As Rep. Debbie Dingell, D-Mich., often seen as the D.C. voice of the American auto industry, pointed out, “This industry is more fragile than many realize. If the United States is to be competitive, we have to stay at the forefront of innovation and technology, which will help us transition to the next generation of more fuel-efficient vehicles.”
And what of the other flank of the Trump assault on climate progress: His promise to bring back “beautiful” coal? The last month has seen a slew of announcements making utterly clear that the coal industry is on the way out as a source of electric energy. The Energy Department has conceded that coal’s share of U.S. electricity generation will continue to plummet – from more than 50% a few years ago, to 30% in 2017 and a forecast of only 24% this year. The largest coal power plant to fall thus far — American Electric Power’s behemoth Rockport, Indiana, facility — has announced it will shut down. An all-Republican body of utility regulators in Georgia required Georgia Power not only to shut down much of its coal facilities, but also to embrace renewables, rather than natural gas, as the replacement. One analyst called this “the worst month for coal power in decades.”
Coal’s bleak future didn’t just hit utility operators. Yet another set of coal mining operators headed for bankruptcy courts, with Blackhawk Mining unable to sustain its Appalachian operations. This followed four other bankruptcies in the previous four months: Blackjewel on July 1, Cambrian Holding on June 16, Cloud Peak Energy on May 10 and Trinity Coal on March 4.

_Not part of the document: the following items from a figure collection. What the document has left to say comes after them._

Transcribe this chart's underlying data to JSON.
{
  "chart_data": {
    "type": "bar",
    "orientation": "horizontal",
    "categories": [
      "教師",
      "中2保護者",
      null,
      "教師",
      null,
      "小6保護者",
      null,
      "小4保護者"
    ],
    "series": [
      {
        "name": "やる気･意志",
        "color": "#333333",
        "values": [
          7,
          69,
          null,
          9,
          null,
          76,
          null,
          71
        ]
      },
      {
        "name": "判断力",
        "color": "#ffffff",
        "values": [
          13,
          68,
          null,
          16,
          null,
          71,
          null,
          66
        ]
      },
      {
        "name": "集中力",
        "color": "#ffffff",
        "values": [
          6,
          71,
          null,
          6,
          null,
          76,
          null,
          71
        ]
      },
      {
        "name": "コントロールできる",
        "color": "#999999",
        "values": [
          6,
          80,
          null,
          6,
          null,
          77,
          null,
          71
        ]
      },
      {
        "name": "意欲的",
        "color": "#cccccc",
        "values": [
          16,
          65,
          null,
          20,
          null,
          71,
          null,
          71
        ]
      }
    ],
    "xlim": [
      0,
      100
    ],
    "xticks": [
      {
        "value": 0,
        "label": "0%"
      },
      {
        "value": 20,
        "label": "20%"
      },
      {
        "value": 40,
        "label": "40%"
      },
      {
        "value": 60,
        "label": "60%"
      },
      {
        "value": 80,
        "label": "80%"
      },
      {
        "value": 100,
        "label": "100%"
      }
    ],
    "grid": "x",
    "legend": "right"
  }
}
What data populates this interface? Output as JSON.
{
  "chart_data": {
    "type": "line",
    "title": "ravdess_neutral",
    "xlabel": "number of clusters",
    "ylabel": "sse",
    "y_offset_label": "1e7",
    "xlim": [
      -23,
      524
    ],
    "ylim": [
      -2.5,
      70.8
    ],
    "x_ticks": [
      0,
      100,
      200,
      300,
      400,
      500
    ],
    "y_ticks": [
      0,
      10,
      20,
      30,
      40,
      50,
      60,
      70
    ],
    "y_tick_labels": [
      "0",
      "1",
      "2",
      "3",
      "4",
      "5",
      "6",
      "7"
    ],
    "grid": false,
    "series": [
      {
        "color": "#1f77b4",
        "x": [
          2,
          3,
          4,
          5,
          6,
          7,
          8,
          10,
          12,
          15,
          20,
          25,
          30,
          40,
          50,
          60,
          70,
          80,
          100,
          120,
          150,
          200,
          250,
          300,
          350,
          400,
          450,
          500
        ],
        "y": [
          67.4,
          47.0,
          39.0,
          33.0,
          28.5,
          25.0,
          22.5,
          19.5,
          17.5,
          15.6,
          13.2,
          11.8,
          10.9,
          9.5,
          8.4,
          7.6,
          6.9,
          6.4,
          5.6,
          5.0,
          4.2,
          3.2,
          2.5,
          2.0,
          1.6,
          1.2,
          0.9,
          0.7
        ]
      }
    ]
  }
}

Many of the bankruptcies came because mining companies wanted to shed their commitments to provide pensions and health care for retirees, as well as to clean up the environmental disaster left behind by many of their operations. And since Republicans in Congress had allowed the tax that provides funding for health care for coal miners suffering from black lung disease to expire, just as poorly regulated working conditions have triggered a major black lung epidemic, miners were forced to mobilize to try to make their alleged pal in the Oval Office, not to mention Senate Majority Leader Mitch McConnell, make good on at least some of their boasts about making life wonderful for coal again. When the miners arrived in Washington D.C., McConnell gave them the brush-off in a perfunctory meeting after which they said he had treated them rudely.
None of this has stopped the coal industry’s barons from cozying up to Trump. Bob Murray, for whom a pledged bail-out was one of Trump’s undelivered promises, still came through with a major campaign fundraiser in Wheeling, West Virginia. But as the 2020 election season heats up, it appears that while coal mine owners might still love the president, his efforts to rescue coal-fired power and oil-fired transportation from history’s verdict had collapsed — making clear once again that it’s time to move beyond carbon.
Carl Pope is the former executive director and chairman of the Sierra Club. He’s now the principal advisor at Inside Straight Strategies, looking for the underlying economics that link sustainability and economic development and serves as a Senior Climate Advisor to former NYC Mayor Michael Bloomberg. He has served on the Boards of the California League of Conservation Voters, Public Voice, National Clean Air Coalition, California Common Cause, Public Interest Economics Inc, and Zero Population Growth.
Mr. Pope is also the author of the books: Sahib, An American Misadventure in India and Hazardous Waste in America. Carl Pope is the co-author with Michael Bloomberg of Climate of Hope: How Cities, Businesses, and Citizens Can Save the Planet.